Häufig wird eine Statistik aus dem Jahre 1969 (Schneider et al., 1969) herangezogen, als belegt wurde, dass das Mammatumorenrisiko bei Kastration vor der ersten Läufigkeit gegenüber unkastrierten Hündinnen 0,5 % beträgt, bei einer ­Kastration nach der ersten Hitze 8 %, und bei später ­kastrierten Hündinnen bei 25 % liegt. Dies lässt sich mit dem zyklusabhängigen Einfluss der Geschlechtshormone auf das Ge­säuge erklären. Aber um diese Statistik wirklich bewerten zu können, muss man nicht nur die Prozentsätze der absoluten Zahlen von sowohl gut- als auch ­bösartigen Mammatumoren bei der Hündin in Betracht ziehen. Diese liegen nach unterschiedlichen Quellen bei 0,2- 1,8 % aller Hündinnen, was bedeutet, dass frühkastrierte Hündinnen ein Risiko von 0,001- 0,009% für eine Mammatumorerkrankung tragen. Bei Kastration nach der 1. Läufigkeit beträgt das Risiko 0,016 – 0,15 %, bei später kastrierten 0,05 – 0,5 %. Bei diesem geringen tatsächlichen Risiko der Erkrankung muss man sich daher fragen, ob das Thema Tumorprophylaxe einen alleinigen Grund für eine Kastration darstellen darf. Dies insbesondere auch, zumal es eindeutig nachgewiesen wirksamere (und im Gegensatz zur Kastration nebenwirkungsfreie!) Prophylaxemaßnahmen gibt.
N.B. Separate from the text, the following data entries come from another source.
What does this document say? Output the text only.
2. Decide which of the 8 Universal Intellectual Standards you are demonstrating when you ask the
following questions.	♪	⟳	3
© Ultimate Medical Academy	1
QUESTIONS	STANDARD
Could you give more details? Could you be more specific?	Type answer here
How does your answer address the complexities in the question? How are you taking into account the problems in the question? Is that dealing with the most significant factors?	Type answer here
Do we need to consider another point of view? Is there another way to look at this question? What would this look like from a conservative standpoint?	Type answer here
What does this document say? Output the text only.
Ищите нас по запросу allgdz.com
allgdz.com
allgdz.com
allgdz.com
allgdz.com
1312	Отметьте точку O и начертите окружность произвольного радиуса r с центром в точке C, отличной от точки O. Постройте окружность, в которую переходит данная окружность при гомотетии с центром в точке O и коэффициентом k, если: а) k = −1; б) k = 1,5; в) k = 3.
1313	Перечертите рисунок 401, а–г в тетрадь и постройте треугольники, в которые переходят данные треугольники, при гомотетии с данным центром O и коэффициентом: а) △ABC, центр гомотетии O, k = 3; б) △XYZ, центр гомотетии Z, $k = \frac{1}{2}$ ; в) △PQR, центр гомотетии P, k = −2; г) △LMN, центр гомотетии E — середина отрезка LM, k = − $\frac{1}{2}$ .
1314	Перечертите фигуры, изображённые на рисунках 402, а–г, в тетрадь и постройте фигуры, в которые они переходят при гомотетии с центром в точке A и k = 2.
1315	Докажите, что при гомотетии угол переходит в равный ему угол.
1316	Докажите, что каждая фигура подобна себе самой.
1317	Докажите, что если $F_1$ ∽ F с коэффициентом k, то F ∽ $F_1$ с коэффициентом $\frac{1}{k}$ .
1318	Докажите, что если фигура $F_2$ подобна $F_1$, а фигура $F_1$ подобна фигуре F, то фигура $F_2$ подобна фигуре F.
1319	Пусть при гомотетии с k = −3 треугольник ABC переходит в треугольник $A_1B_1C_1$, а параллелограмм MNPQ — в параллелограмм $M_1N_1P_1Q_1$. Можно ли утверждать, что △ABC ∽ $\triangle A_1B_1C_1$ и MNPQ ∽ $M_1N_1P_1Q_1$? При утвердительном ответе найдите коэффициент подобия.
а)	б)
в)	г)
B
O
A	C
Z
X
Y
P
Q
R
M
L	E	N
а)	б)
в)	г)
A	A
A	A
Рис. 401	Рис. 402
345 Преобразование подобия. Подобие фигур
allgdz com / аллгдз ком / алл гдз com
So sind beispielsweise der Verzicht auf allzu proteinhaltige Ernährung, der Verzicht auf hormonelle Läufigkeitsunterdrückung, sowie ein gutes Gewichtsmanagement, vor allem im ersten Lebensjahr, zu nennen. Denn bei Hündinnen, die bereits im Alter von 9–12 Monaten übergewichtig sind, ändert auch eine Kastration nichts mehr am Tumorrisiko!

Gebärmutter-Eiterung
Die Gebärmutter-Eiterung (Pyometra) ist ein weiteres Horrorszenario von Hündinnenbesitzern. Zu Recht, denn sie wird oft sehr spät diagnostiziert und stellt dann immer einen absoluten Notfall dar! Die Erkrankung beginnt meist am Ende der Läufigkeit, wird aber, vor allem bei der geschlossenen Form, bei der kein Ausfluss vorhanden ist, oft erst ein paar Wochen später erkannt. Typische Symptome sind Temperaturanstieg, vermehrtes Trinken, gestörtes Allgemeinbefinden, häufiges Urinieren, Appetitlosigkeit, Abmagerung und eine Umfangsvermehrung des Bauches durch massive Eiteransammlungen. Abhängig von der Dauer der Erkrankung und der Größe der Hündin findet man teilweise mehrere Liter Eiter in der Gebärmutter, die bei zu großer Belastung auch reißen kann.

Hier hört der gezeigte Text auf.